I’ve had an absolutely lovely weekend. Paul and I spent the weekend in Nottingham and it was almost perfect. We ate out, perused exhibitions, watched a film and had a few relaxing walks. I say almost perfect because nothing is ever perfect when you’re a perfectionist like me so almost is actually good enough. Is that a paradox?
I was thinking yesterday about one of my favourite mottos: Do Not Engage.
Paul and I contrast in our behaviour on this one. If I see my neighbours in the garden I’ll duck behind the fence and crawl back into the house on my belly. I get splinters but it’s worth it. It’s not that I dislike them (although those Russians do bang about a lot). I actually quite like the gay couple who live on the other side. They’re very interesting women. I just can’t be bothered to make tedious small talk. If Paul sees his neighbours he’s happy to stand and chat and would gladly invite them in.
I avoid people’s eye in the street. I scuttle into doorways to hide from people. I hate that thing where you’re the only person in the shop and feel the impending doom of being trapped by a shopkeeper. It can be ghastly. I loathe having to interact with the chatty person who sits opposite you on the train and keeps you from dipping into the corking novel you’re enjoying.
I sometimes wonder if my job makes me a bit like this. My work involves a lot of talking. Talking and listening, trying to assess what is going on with the patients’ physical and psychological health. It can be intense too. The noise of a hospital can be overwhelming and almost an assault. I like to retreat afterwards and have peace.
Paul broke the rules and engaged with people yesterday.
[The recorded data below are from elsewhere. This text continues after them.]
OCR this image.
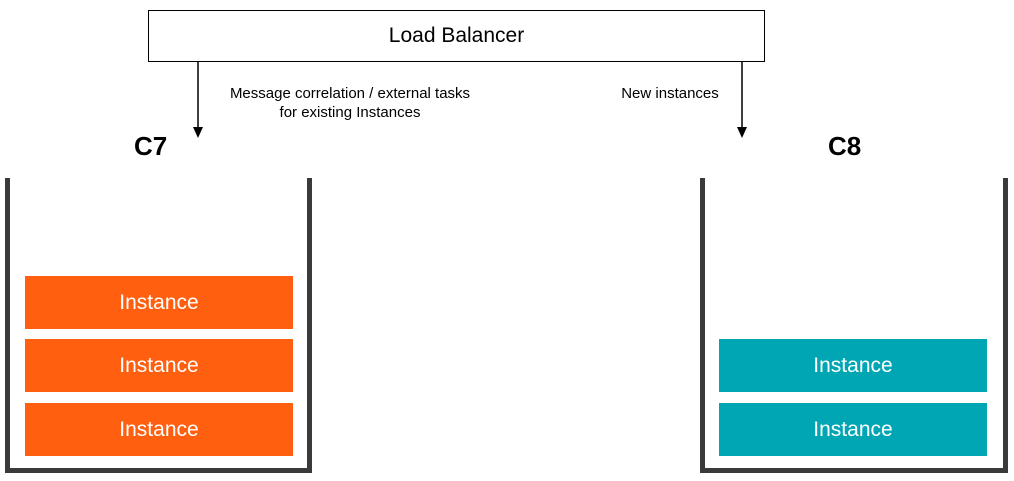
Load Balancer
Message correlation / external tasks
for existing Instances
New instances
C7	C8
Instance
Instance
Instance
Instance
Instance
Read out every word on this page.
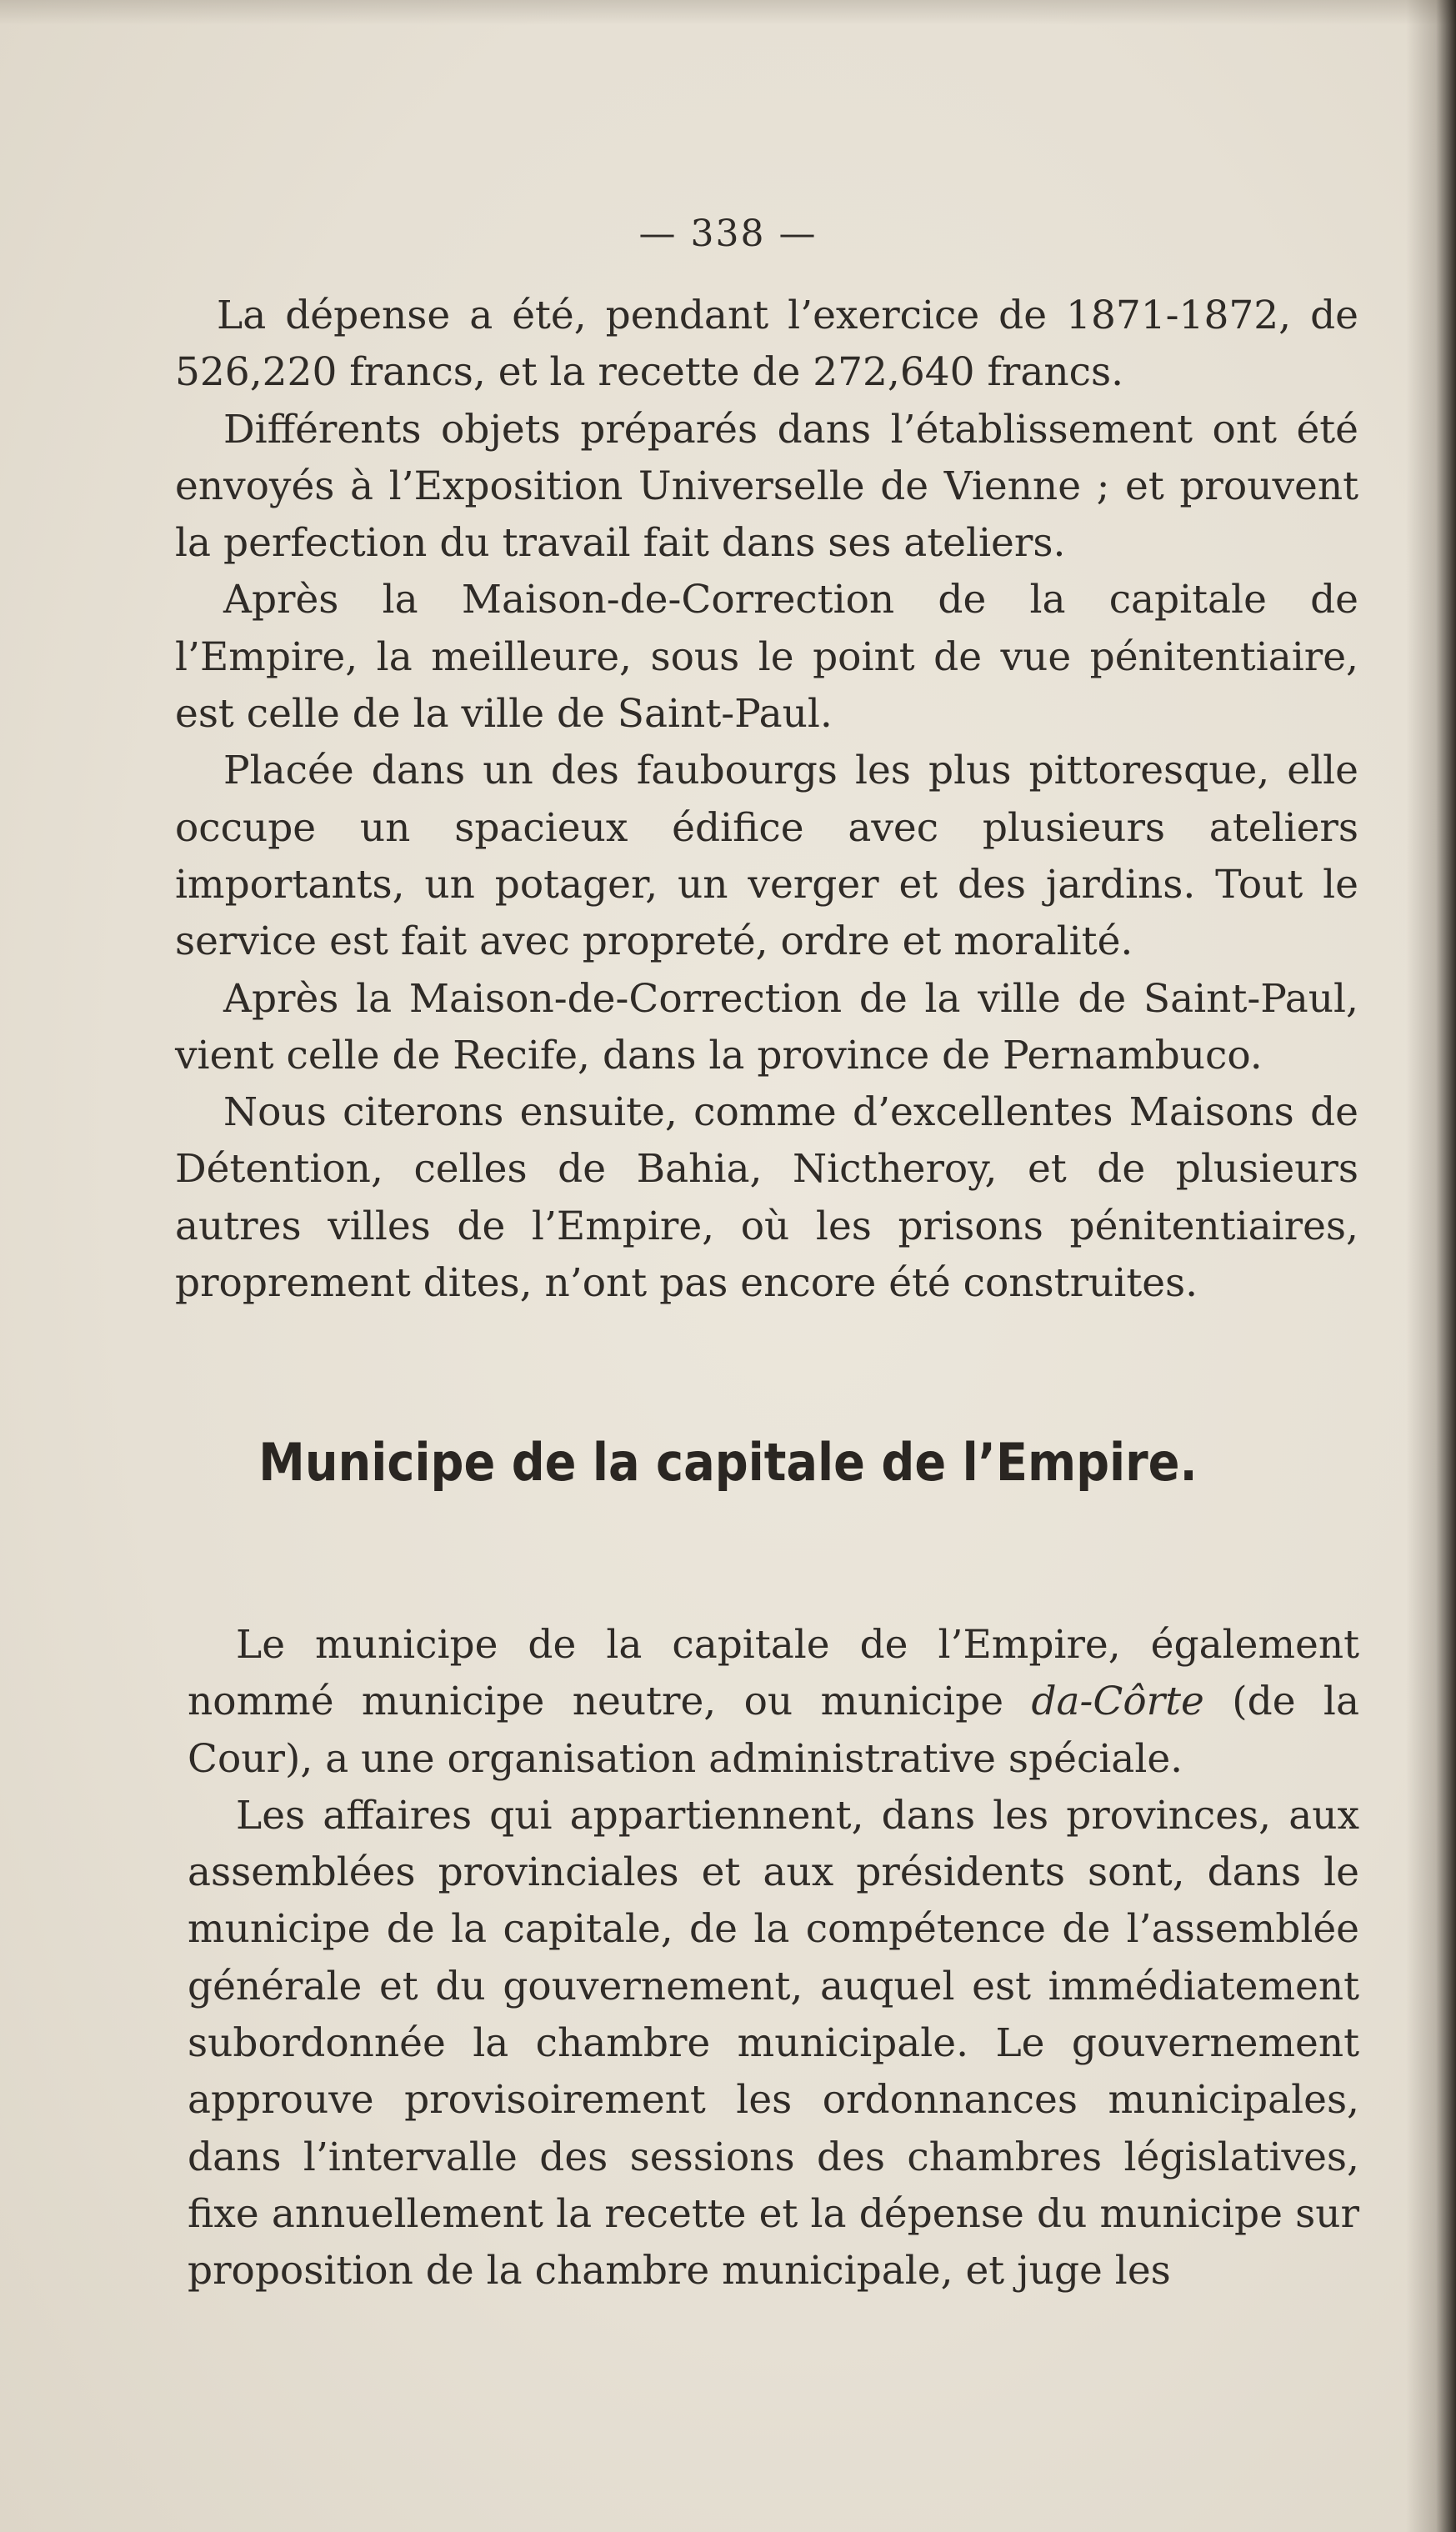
— 338 —

La dépense a été, pendant l’exercice de 1871-1872, de 526,220 francs, et la recette de 272,640 francs.

Différents objets préparés dans l’établissement ont été envoyés à l’Exposition Universelle de Vienne ; et prouvent la perfection du travail fait dans ses ateliers.

Après la Maison-de-Correction de la capitale de l’Empire, la meilleure, sous le point de vue pénitentiaire, est celle de la ville de Saint-Paul.

Placée dans un des faubourgs les plus pittoresque, elle occupe un spacieux édifice avec plusieurs ateliers importants, un potager, un verger et des jardins. Tout le service est fait avec propreté, ordre et moralité.

Après la Maison-de-Correction de la ville de Saint-Paul, vient celle de Recife, dans la province de Pernambuco.

Nous citerons ensuite, comme d’excellentes Maisons de Détention, celles de Bahia, Nictheroy, et de plusieurs autres villes de l’Empire, où les prisons pénitentiaires, proprement dites, n’ont pas encore été construites.

Municipe de la capitale de l’Empire.

Le municipe de la capitale de l’Empire, également nommé municipe neutre, ou municipe da-Côrte (de la Cour), a une organisation administrative spéciale.

Les affaires qui appartiennent, dans les provinces, aux assemblées provinciales et aux présidents sont, dans le municipe de la capitale, de la compétence de l’assemblée générale et du gouvernement, auquel est immédiatement subordonnée la chambre municipale. Le gouvernement approuve provisoirement les ordonnances municipales, dans l’intervalle des sessions des chambres législatives, fixe annuellement la recette et la dépense du municipe sur proposition de la chambre municipale, et juge les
I don’t mind at all. I can always slip outside or carry on if it gets too terrible. He ended up chatting with gallery attendants, artists and an unusually boorish shopkeeper. I really didn’t mind at all, although I wouldn’t have done it.
Walking back afterwards, Paul fed back a few snippets of the information he’d learned. It was actually very interesting and useful and possibly made the tedium of the rest of their droning worthwhile. I sometimes wonder if it’s time I broke all my rules. Maybe I need new ones.